Welcome to Colorado: tra montagne rosse, natura selvaggia e birra

Welcome to Colorado: tra montagne rosse, natura selvaggia e birra

I miei giorni in America trascorrevano lenti e inesorabili tra mega abbuffate ai buffet, cibo cinese e vietnamita, rally, cavalcate e nuotate nei laghi ai piedi delle cascate. Colorado Springs (nella lista uno dei posti migliori per vivere in Usa) era una tranquilla cittadina immersa nel verde, caratterizzata dall’aria limpida di montagna e popolata da tre categorie umane: indiani nelle riserve, moderni cowboy armati di birra e pistola, e fanatici tifosi di football armati solo di birra ( i Denver Broncos come unica fede ).

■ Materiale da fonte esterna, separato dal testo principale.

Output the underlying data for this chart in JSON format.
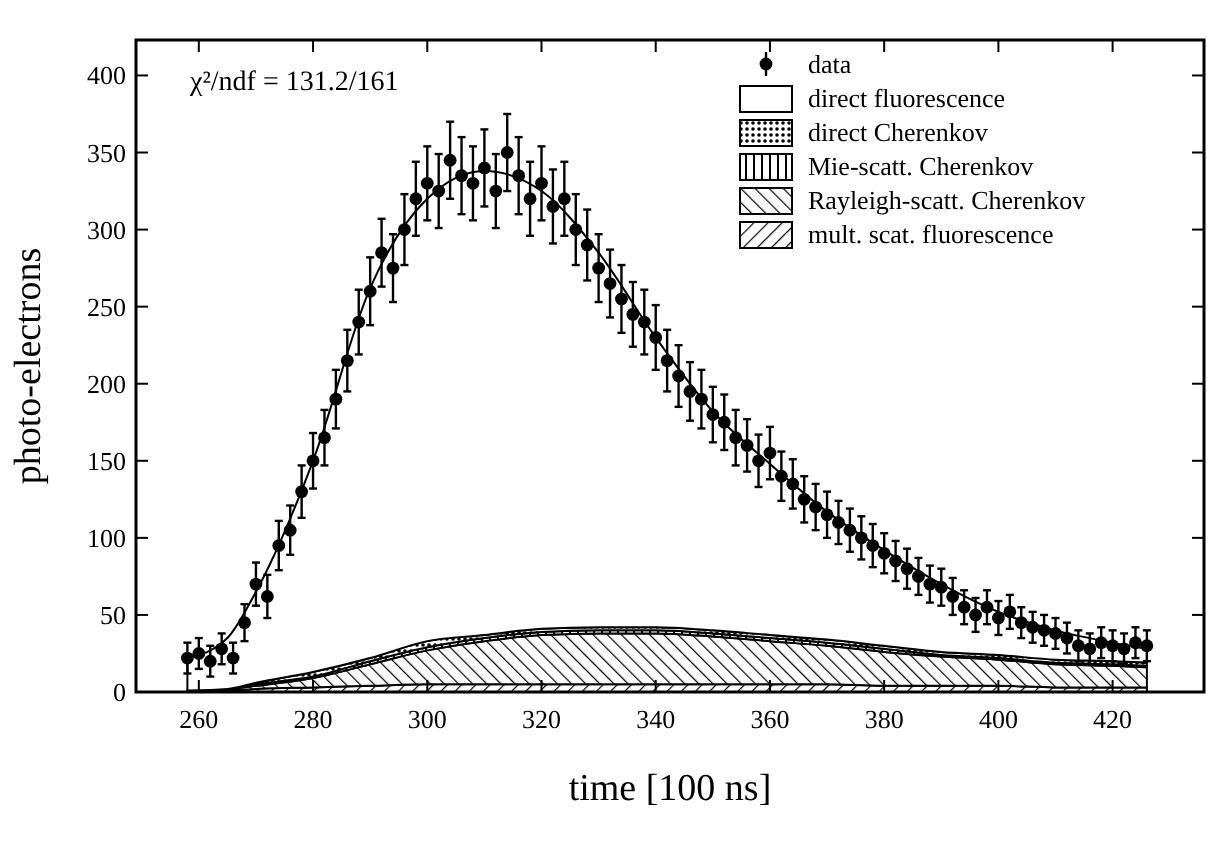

Durante la mia permanenza, più volte m’imbattei in animali selvaggi, non solo in teneri leprotti, ma maestosi cervi che di tanto in tanto spuntavano nel giardino della villetta dove vivevo. Durante una delle tante escursioni nei dintorni, vidi anche un splendido e pauroso esemplare di grizzly che attraversò baldanzoso la Route, non suscitando nessuno stupore e meraviglia, se non la mia.  Il Colorado e Denver, chiamata dai locali One mile high city, la città decantata dallo scrittore simbolo della beat generation Jack Kerouac in On the road, sono mete amatissime dai turisti appassionati di sport outdoor. Non dimenticherò mai le arrampicate a Pikes Peak sotto il sole rovente! I miei occhi, però, hanno ancora impressa la vista mozzafiato del Garden of Gods. Se amate le rocce rosse che fanno tanto vecchio West, il giardino degli Dei è il luogo ideale! Incredibile poi è il numero dei birrifici presenti a Denver, ma anche le attività offerte agli amanti del West, quali il setaccio dell’oro, la raccolta di zucche e la corsa su carri, la visita ad antiche miniere abbandonate e ai vecchi paesini sperduti sulle montagne, un tempo luogo di ristoro e dimora dei minatori ed oggi adibiti a casinò e popolati da giovani in cerca di svago e fortuna e birra.

     

Un momento unico fu una particolare esperienza culinaria che da temeraria feci a Downtown Denver proprio una settimana prima della partenza. Il locale era il birrificio Wynkoop Brewing il cui punto di forza era la birra Rocky Mountain Oyster Stout, accompagnata da un robusto arrosto di toro. Riuscite a immaginare l’ingrediente segreto della birra di Mr Brewdog?! Beh, la ricetta della birra di colore marrone scuro, con rimandi ai sapori di caffè e cioccolato, oltre ai classici quali malto, orzo e luppolo, contiene un ingrediente bizzarro: testicoli di toro fritti. E pensare che gli Americani considerano la mozzarella di bufala un orrore da gustare! Paese che vai, usanze che trovi.